I think there are some comparisons to draw but it's tough to get a clear picture of things. I don't think the Rangers drafted him with the expectation that he was going to top out as a 3rd liner who could be a leader on the team. I think they saw legitimate top-six potential in his game, plus all of those other things. Now whether or not their estimates were correct are another story, but I really don't think they were like "This guy's character is off the charts, let's take him in the top-10." Same goes for McIlrath. I think they genuinely felt like he was going to be a top-4 defensemen who could change the momentum of a game with his physical play.
That being said, my post wasn't at all about his talent.
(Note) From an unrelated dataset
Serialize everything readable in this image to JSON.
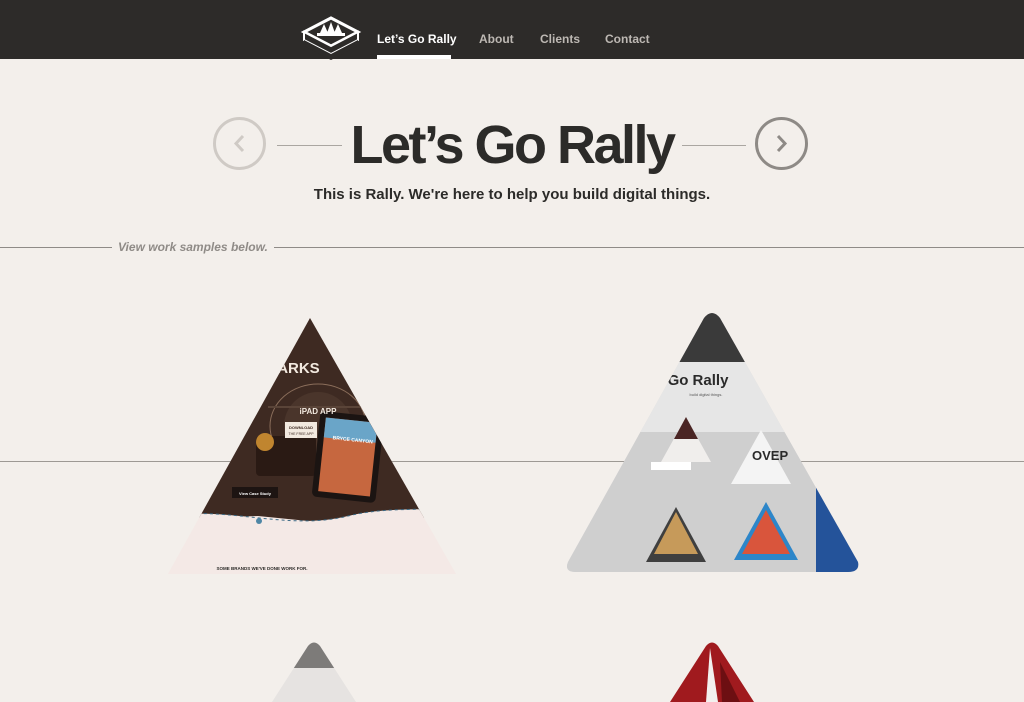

It was about how these are kids that we're selecting in the draft and you never really know how they're going to act as they turn into adults. We're talking about a kid who had an impeccable resume of character and competitiveness who quit at the first sign of adversity. That's a massive curve ball that I don't think anyone could've seen coming.
I think the 2017 draft is very different than 2010. Already it's looking like a draft that's a little over the place. I never felt there was a Tarasenko sitting out there, or a Ryan Getzlaf.
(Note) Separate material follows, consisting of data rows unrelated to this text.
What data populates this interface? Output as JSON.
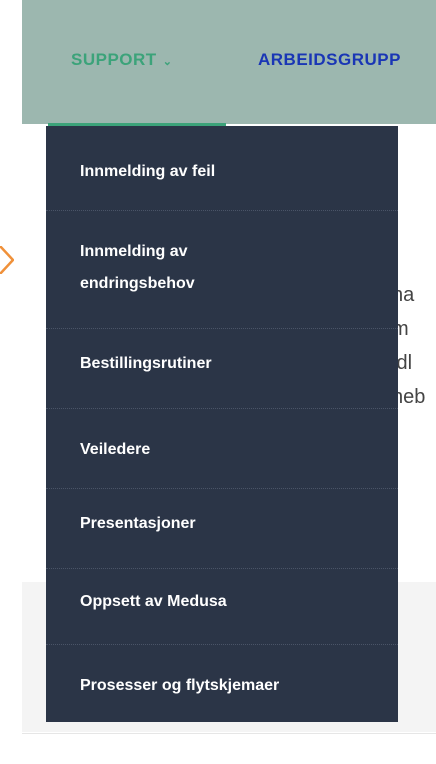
{
  "nav": {
    "support_label": "SUPPORT",
    "support_chevron": "⌄",
    "arbeidsgrupper_label": "ARBEIDSGRUPP"
  },
  "dropdown": {
    "items": [
      {
        "label": "Innmelding av feil"
      },
      {
        "label": "Innmelding av\nendringsbehov"
      },
      {
        "label": "Bestillingsrutiner"
      },
      {
        "label": "Veiledere"
      },
      {
        "label": "Presentasjoner"
      },
      {
        "label": "Oppsett av Medusa"
      },
      {
        "label": "Prosesser og flytskjemaer"
      }
    ]
  },
  "background_text": [
    "na",
    "m",
    "idl",
    "neb"
  ],
  "colors": {
    "header": "#9cb7af",
    "support_green": "#3ca37a",
    "arbeid_blue": "#1a36b5",
    "menu_bg": "#2b3547",
    "arrow_orange": "#f0913a"
  }
}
In this case, those guys were taken in the 1-6 spots. And that wasn't even really hindsight either. A lot of people saw that immediately.
Andersson was not the Rangers first choice. I don't even think he was their second choice. Truth be told, he might have been their 8th choice until Vilardi starting looking like a walking doctor's visit.
What they saw in him was very similar to what they saw in guys like Horvat, and ROR. At worst a third line center, and quite possibly a very valuable second line center who was about more than the points.
And, contrary to selective memory, Andersson showed a lot of that. His work in the SHL was remarkable for a kid his age, and frankly his switch to the AHL as a 19 year old was also in pretty rare company. Outside of some being boo boo faced about the pick, there was literally nothing there that was disappointing.
But we never embraced it as a board, and whether some people want to admit it or not, they wanted to be right about Andersson. In some cases, obviously not all cases, Andersson's value to the Rangers took a backseat to a lot of people's desires to say "I told you so!"
And whether some people realize it, or want to admit, that's the truth. Because for as much as we love this team, and as great as this board often is, it's also a male-dominated social club where everyone wants to stake a claim to having the biggest pecker. And one of the side effects of that, is a male stubborness and...shall we say, aggressiveness.
At the end of the day, whether Andersson makes it or doesn't, he really wasn't a bad prospect. He just wasn't the one this board wanted. And quite frankly, a lot of people have stopped throwing names out there as to who they wanted because a lot of those guys haven't exactly lit the world on fire either. So the whole pushback has become increasingly more vague as it's become almost an "anyone but Andersson" type memory.